These rules allow the FCA to tell firms to ‘use or lose’ their permissions, and unilaterally remove them where it doesn’t see evidence of sufficient activity. In recent weeks, we have seen examples of clients receiving enforcement notices due to a lack of activity. It’s highly likely that these were identified from reviewing fee tariff data submissions. The data makes it incredibly easy for the regulator to see what firms are – and are not – doing.

This approach forms part of the broader direction of travel for the FCA, as it looks to prevent firms using permissions to mislead consumers when the bulk of their activity is not actually regulated. The regulator will likely start by focusing on firms that provide no evidence of any activity, however there will also be heightened scrutiny on those firms that are only using some of their permissions.

For some firms, particularly those working in real estate where transactions take many months to conclude even where market conditions are good and prices are not volatile, this can present serious issues.

And it could present a widespread problem given previous practices by those applying for authorisation. In the past, many firms have applied for permissions ‘just in case’ they wanted to use them later or expand their offering. Firms have already had to change their approach to authorisation, but for those already authorised there is still a lot to consider.

What to do if you’re worried about your permissions

If you are found to have unused permissions, you will need to consider your response. Short of voluntarily cancelling the permission, you’ll need to consider if you can provide robust evidence that your future activity (meaning in the next three months) will include the use of these unused permissions. The FCA will not just take your word on this – the regulator will require hard evidence that you are going to do what you say. That means providing a business plan and potentially drafting marketing material.

If you cannot come up with this evidence, then they you’ll need to go down the cancellation route. This means acting quickly to ensure that it is a voluntary cancellation, which is a simple process that Bovill can support with. A public enforcement would remain as a permanent red flag on your firm’s record. It will make securing permissions in the future more difficult, and must be avoided.

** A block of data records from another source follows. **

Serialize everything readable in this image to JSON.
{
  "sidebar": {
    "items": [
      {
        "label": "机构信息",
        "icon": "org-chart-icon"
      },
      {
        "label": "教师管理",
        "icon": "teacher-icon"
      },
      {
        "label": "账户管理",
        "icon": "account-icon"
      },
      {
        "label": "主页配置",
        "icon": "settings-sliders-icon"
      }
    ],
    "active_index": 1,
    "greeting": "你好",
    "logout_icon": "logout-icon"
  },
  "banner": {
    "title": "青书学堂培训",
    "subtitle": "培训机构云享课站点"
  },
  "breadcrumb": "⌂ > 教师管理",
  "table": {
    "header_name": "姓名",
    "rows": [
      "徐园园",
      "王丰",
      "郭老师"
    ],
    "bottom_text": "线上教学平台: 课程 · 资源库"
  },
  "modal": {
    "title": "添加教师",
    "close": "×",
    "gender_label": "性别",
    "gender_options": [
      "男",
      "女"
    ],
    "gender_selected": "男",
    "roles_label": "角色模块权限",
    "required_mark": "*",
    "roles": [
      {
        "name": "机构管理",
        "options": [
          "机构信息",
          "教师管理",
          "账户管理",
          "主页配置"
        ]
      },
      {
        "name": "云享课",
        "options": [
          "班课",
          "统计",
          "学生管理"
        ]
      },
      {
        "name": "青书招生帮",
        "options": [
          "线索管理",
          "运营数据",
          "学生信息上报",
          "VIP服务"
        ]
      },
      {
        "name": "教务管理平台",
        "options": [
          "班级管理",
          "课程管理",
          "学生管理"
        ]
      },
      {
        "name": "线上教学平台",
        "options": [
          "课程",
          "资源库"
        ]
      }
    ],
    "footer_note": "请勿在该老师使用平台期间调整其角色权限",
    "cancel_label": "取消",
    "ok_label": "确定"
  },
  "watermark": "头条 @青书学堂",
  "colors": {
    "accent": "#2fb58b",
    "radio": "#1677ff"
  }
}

If you think this could apply to you, you need to be prepared as the regulator will work to short timelines where it identifies an unused permission. If your firm doesn’t want to lose any permissions, you may only have a few weeks to pull together the necessary evidence. Given the high bar that has been set, this is not something that can be quickly worked up.

This will be especially challenging for firms in lines of business where deals can take a long time to complete, such as real estate, extending the time between receiving a permission and actually using it. Looking ahead and being proactive is therefore vital.